If a device reports a BAR size "X", it means that the kernel 1) allocates a memory region [base; base+X) to the device, and 2) remembers "X" for further bounds checking.

Then, if a device causes the driver to access offset Y of its BAR, there are two options: 1) Y < X and the access is a) allowed and b) routed to the device over the PCIe bus; and 2) Y >= X and the access is disallowed on the grounds of failing the bounds check.

I don't see how can it ever be possible to cause the kernel to access an unrelated physical address, given that the same bound "X" is used both as the mapping size and as the bound for all subsequent accesses.

Falsified PCI BAR size exploit?

Posted Sep 26, 2024 13:15 UTC (Thu) by daroc (editor, #160859) [Link]

Yes, I believe you're right! If the bound and the allocation are the same, there's no issue. But the kernel is complex, and I wouldn't want to assume without checking that that's always the case.

I don't know if anyone has looked into this further since then, but I think that at the time, Hindborg felt that having the bounds check was sufficient, and Kroah-Hartman wasn't completely convinced. Both of them have far more exposure to the PCI code than I do, so I'm willing to accept that it is at least worth checking to see whether the assumption holds.

Falsified PCI BAR size exploit?

Posted Sep 26, 2024 15:22 UTC (Thu) by farnz (subscriber, #17727) [Link]

Worth noting that PCIe doesn't track the bound and allocation separately; instead, the BAR is naturally aligned by definition (even with Resizable BAR Capability support), and you determine the bound by trying to force it to be misaligned, and seeing which bits the device masks out. However, when you assign a base, you don't have to set any bits to non-zero values; as a result, it's permitted to put a 4 KiB BAR at 0x80000000.

As a result, the only way for X to be incorrect when used for bounds checking is if the kernel has a bug remembering it - there is no reliable way to read back either X, or base + X, from the device, only to read back base.

Resizeable BAR changes this slightly, because you can use the Resizable BAR Command Register to change the size (and thus required alignment) of the region, and this should be reflected by zeroing lower bits of the BAR immediately, but the kernel should be controlling access to that register anyway, and ensuring that it can only be accessed at a point where the kernel is ready to rewrite the BAR anyway.

Falsified PCI BAR size exploit?

Posted Sep 25, 2024 23:55 UTC (Wed) by ejr (subscriber, #51652) [Link]

Not even a exploit... I know of some FPGA PCIe "IP" from a major vendor with utterly buggy, nearly unpredictable BAR interactions. Sometimes the sh...tuff people ship for large price-tags is astounding.

Something other than memory safety

Posted Sep 26, 2024 9:52 UTC (Thu) by kleptog (subscriber, #1183) [Link]

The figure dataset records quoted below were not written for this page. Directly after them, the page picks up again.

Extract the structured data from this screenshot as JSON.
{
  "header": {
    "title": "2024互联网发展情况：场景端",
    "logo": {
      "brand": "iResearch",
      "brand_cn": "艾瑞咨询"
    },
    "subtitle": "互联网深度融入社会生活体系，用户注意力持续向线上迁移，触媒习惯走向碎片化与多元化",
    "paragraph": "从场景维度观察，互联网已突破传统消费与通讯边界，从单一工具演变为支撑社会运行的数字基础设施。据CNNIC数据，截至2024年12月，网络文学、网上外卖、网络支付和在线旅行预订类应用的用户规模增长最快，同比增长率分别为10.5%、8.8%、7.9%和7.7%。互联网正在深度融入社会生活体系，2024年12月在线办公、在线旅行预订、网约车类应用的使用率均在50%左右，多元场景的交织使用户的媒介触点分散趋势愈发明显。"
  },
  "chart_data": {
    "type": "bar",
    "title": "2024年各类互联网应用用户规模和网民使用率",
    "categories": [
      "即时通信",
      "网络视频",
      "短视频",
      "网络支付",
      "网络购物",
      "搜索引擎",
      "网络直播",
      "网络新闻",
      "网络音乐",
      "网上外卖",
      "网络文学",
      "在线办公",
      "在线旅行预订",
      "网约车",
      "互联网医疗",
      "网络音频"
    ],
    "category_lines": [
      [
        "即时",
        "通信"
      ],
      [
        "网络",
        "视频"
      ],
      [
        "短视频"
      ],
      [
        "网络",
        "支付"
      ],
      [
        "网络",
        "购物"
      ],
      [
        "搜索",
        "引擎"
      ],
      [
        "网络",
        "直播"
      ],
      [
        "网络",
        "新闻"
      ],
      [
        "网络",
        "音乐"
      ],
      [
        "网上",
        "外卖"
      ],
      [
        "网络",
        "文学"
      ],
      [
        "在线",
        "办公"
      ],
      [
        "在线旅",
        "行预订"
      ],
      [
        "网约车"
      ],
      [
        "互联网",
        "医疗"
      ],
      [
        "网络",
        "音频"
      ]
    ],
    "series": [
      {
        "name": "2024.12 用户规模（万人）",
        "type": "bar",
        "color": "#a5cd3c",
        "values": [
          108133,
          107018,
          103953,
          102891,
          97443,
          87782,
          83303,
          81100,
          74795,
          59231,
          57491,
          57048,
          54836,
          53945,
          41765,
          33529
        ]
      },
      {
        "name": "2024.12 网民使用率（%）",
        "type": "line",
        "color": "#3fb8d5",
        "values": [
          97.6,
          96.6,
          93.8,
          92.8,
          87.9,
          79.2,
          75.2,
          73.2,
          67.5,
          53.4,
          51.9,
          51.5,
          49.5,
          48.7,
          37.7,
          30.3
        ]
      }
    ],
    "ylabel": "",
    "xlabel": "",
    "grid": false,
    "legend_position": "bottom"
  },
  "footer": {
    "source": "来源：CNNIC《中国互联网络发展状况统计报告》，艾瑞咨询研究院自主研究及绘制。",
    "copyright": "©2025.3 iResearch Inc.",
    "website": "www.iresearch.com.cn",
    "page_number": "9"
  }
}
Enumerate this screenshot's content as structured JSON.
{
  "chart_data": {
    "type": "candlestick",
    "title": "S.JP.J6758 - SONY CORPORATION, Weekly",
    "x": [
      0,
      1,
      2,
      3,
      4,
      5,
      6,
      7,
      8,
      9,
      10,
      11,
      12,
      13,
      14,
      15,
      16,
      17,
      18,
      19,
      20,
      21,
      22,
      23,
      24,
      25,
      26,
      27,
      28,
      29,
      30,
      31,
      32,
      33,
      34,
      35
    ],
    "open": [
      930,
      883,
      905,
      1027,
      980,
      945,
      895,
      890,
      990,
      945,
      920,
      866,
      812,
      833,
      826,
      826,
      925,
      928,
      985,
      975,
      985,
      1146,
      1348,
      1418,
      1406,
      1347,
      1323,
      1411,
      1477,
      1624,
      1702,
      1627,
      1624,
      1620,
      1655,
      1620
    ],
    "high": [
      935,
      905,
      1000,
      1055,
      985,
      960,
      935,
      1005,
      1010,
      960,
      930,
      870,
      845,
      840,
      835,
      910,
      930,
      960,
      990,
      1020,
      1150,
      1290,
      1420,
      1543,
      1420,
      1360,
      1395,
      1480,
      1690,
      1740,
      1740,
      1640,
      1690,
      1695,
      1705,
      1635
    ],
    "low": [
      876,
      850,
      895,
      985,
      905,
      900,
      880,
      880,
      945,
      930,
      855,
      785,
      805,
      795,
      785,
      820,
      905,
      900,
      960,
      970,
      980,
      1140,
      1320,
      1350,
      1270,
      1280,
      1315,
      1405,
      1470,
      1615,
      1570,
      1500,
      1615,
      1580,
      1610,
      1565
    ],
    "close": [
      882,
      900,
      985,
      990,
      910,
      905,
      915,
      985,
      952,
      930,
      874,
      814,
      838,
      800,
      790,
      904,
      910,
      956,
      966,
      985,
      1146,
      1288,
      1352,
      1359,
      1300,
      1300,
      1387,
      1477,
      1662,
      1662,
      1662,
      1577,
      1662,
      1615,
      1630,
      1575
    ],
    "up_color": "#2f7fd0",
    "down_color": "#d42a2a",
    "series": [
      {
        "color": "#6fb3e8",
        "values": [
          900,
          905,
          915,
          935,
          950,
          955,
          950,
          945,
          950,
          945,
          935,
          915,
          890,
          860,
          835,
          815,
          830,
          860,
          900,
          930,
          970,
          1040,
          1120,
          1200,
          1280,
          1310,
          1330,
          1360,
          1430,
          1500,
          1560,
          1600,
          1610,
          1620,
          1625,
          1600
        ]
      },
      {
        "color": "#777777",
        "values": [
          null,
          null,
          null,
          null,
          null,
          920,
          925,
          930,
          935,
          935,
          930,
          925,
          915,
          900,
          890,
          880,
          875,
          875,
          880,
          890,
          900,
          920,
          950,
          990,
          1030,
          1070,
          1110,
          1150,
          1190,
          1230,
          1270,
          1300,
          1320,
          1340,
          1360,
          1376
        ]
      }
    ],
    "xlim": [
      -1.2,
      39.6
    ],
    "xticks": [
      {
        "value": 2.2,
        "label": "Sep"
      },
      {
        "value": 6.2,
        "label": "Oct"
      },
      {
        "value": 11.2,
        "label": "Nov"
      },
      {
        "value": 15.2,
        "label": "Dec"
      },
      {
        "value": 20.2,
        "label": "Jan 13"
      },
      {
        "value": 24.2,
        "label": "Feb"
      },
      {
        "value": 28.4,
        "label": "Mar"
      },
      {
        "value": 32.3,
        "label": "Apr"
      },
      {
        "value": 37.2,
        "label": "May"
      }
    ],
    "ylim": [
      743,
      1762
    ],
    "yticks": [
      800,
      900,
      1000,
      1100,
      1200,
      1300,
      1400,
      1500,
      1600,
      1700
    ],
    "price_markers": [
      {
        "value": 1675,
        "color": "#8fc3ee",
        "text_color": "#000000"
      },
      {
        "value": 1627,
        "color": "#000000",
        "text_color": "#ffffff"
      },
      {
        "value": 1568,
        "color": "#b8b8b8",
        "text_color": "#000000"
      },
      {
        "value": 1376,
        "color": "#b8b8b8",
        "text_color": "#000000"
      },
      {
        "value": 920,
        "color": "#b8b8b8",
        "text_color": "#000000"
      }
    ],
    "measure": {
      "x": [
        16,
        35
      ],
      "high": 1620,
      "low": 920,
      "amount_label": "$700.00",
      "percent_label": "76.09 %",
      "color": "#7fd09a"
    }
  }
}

Good to hear someone giving as reason for Rust the higher levels of abstraction it supports. C preprocessor macros get extremely hairy very quickly and are still limited.

I guess a version of C++ with templating but without some of the more complicated stuff (exceptions) would have worked too, but that doesn't exist.

Once the kernel supports a firmware version, that support must not always be maintained.

Posted Nov 19, 2024 5:39 UTC (Tue) by marcH (subscriber, #57642) [Link]

"That approach doesn't work for the upstream kernel, Krummrich said. Once the kernel supports a firmware version, that support must be maintained."
I don't think it's that clear-cut. Some versions of Intel GPU firmware are clearly hardcoded:

drivers/gpu/drm/i915/intel_csr.c-#define I915_CSR_SKL "i915/skl_dmc_ver1_27.bin"

Now good luck dealing with that in backports and other kernel branches - I digress. Or do I?